Sur cette base, la jurisprudence a retenu classiquement la responsabilité de la société mère pour les agissements de sa filiale, dans la mesure où (i) la première exerce une influence déterminante sur le comportement de la seconde et (ii) il existe une unité de comportement sur le marché qui les relie entre elles dans une unité économique.

Aux termes de ses conclusions du 15 avril dernier, l’avocat général considère que le facteur décisif de la responsabilité parentale est le second critère, c’est-à-dire l’unité économique agissant comme une seule entreprise sur le marché. Dès lors, toutes les parties formant l’unité économique participeraient à la réalisation du comportement anticoncurrentiel et pourraient voir leur responsabilité engagée.

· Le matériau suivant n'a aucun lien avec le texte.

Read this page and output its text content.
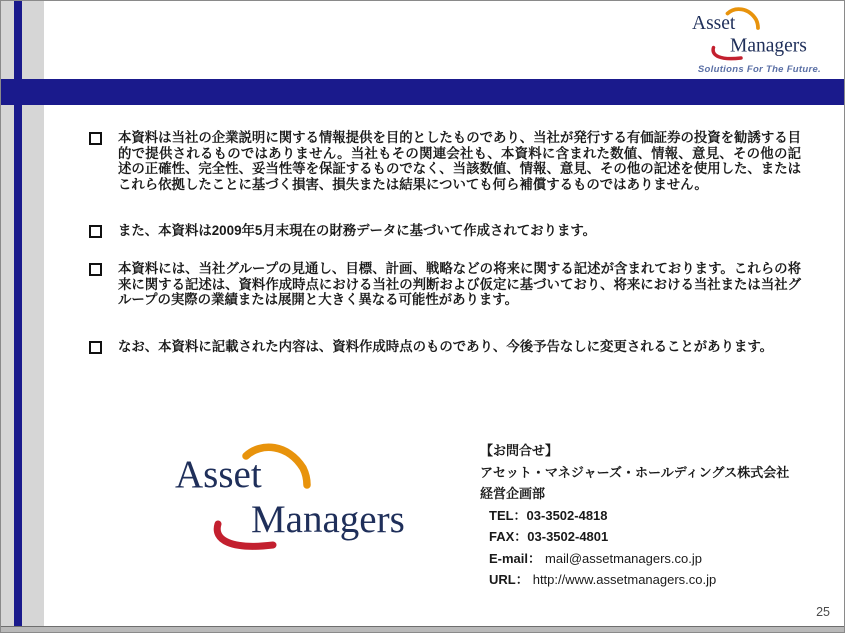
Asset
Managers
Solutions For The Future.
本資料は当社の企業説明に関する情報提供を目的としたものであり、当社が発行する有価証券の投資を勧誘する目的で提供されるものではありません。当社もその関連会社も、本資料に含まれた数値、情報、意見、その他の記述の正確性、完全性、妥当性等を保証するものでなく、当該数値、情報、意見、その他の記述を使用した、またはこれら依拠したことに基づく損害、損失または結果についても何ら補償するものではありません。
また、本資料は2009年5月末現在の財務データに基づいて作成されております。
本資料には、当社グループの見通し、目標、計画、戦略などの将来に関する記述が含まれております。これらの将来に関する記述は、資料作成時点における当社の判断および仮定に基づいており、将来における当社または当社グループの実際の業績または展開と大きく異なる可能性があります。
なお、本資料に記載された内容は、資料作成時点のものであり、今後予告なしに変更されることがあります。
Asset
Managers
【お問合せ】
アセット・マネジャーズ・ホールディングス株式会社
経営企画部
TEL：03-3502-4818
FAX：03-3502-4801
E-mail： mail@assetmanagers.co.jp
URL： http://www.assetmanagers.co.jp
25
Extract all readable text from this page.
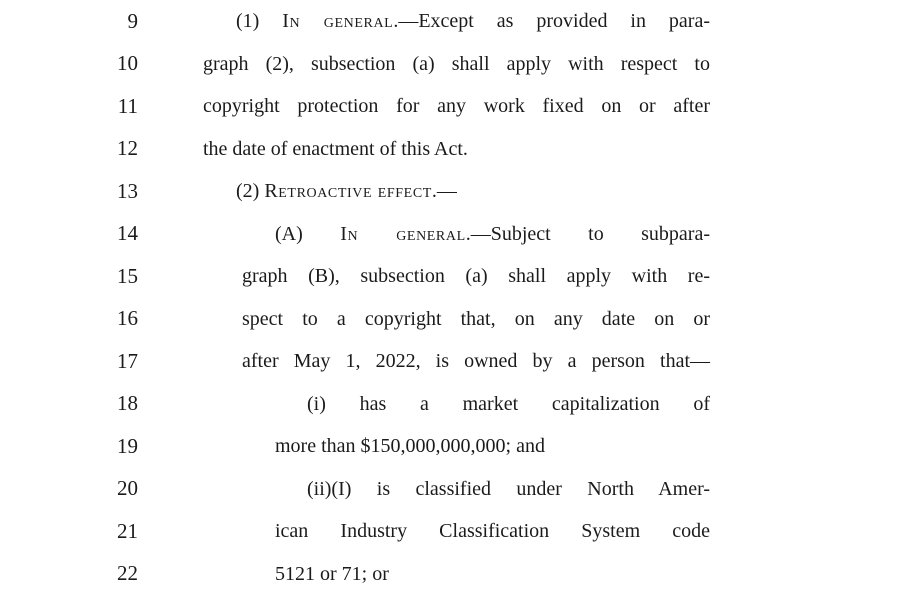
9	(1) In general.—Except as provided in para-

10	graph (2), subsection (a) shall apply with respect to

11	copyright protection for any work fixed on or after

12	the date of enactment of this Act.

13	(2) Retroactive effect.—

14	(A) In general.—Subject to subpara-

15	graph (B), subsection (a) shall apply with re-

16	spect to a copyright that, on any date on or

17	after May 1, 2022, is owned by a person that—

18	(i) has a market capitalization of

19	more than $150,000,000,000; and

20	(ii)(I) is classified under North Amer-

21	ican Industry Classification System code

22	5121 or 71; or
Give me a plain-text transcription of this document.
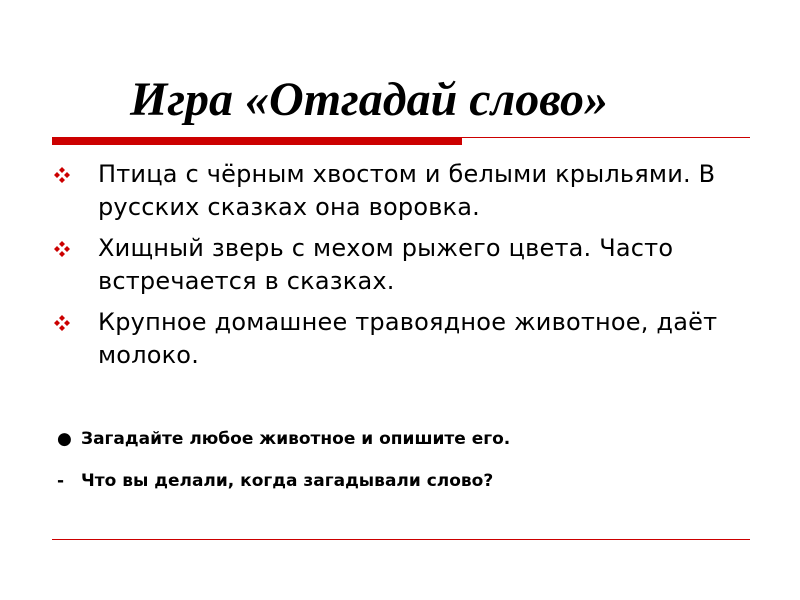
Игра «Отгадай слово»
Птица с чёрным хвостом и белыми крыльями. В русских сказках она воровка.
Хищный зверь с мехом рыжего цвета. Часто встречается в сказках.
Крупное домашнее травоядное животное, даёт молоко.
● Загадайте любое животное и опишите его.
- Что вы делали, когда загадывали слово?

L’avocat général plaide ainsi en faveur d’une responsabilité dite « descendante », c’est-à-dire d’une responsabilité de la filiale pour les agissements anticoncurrentiels de sa mère.

Au soutien de sa thèse, l’avocat général précise que dans le cas d’une responsabilité descendante, le caractère unitaire de l’activité économique résultera, outre l’influence déterminante exercée par la société mère, du fait que l’activité de la filiale est, d’une manière ou d’une autre, nécessaire à la réalisation du comportement anticoncurrentiel (par exemple, parce que la filiale vend les biens objet de l’entente), sans toutefois préciser cette notion (pt. 57 des conclusions de l’avocat général).

La thèse soutenue par l’avocat général est particulièrement critiquable puisqu’elle revient à consacrer un régime de responsabilité sans faute des parties formant une unité économique du fait du comportement anticoncurrentiel de l’une d’entre elles. Or, un tel régime de responsabilité se heurte au principe de l’individualité des peines et des sanctions, mais aussi au principe « Nulla poena sine culpa » (pas de peine sans faute).

C’est dans le respect de ces principes que la CJUE avait retenu la responsabilité « ascendante » des sociétés mères pour les pratiques anticoncurrentielles de leurs filiales, dans la mesure où les mères exercent une influence déterminante sur leurs filiales, susceptible de caractériser une faute (CJCE, 10 septembre 2009, aff. C-97/08, Akzo Nobel, pt. 77).

Si la CJUE retenait la thèse de l’avocat général de l’affaire Sumal et admettait le principe de la responsabilité descendante en droit de la concurrence, elle faciliterait certes l’exercice des actions en réparation dite « follow-on action », mais elle remettrait en cause ces principes fondamentaux des droits de la défense. Les conséquences d’une telle décision seraient donc particulièrement importantes.

Affaire à suivre donc !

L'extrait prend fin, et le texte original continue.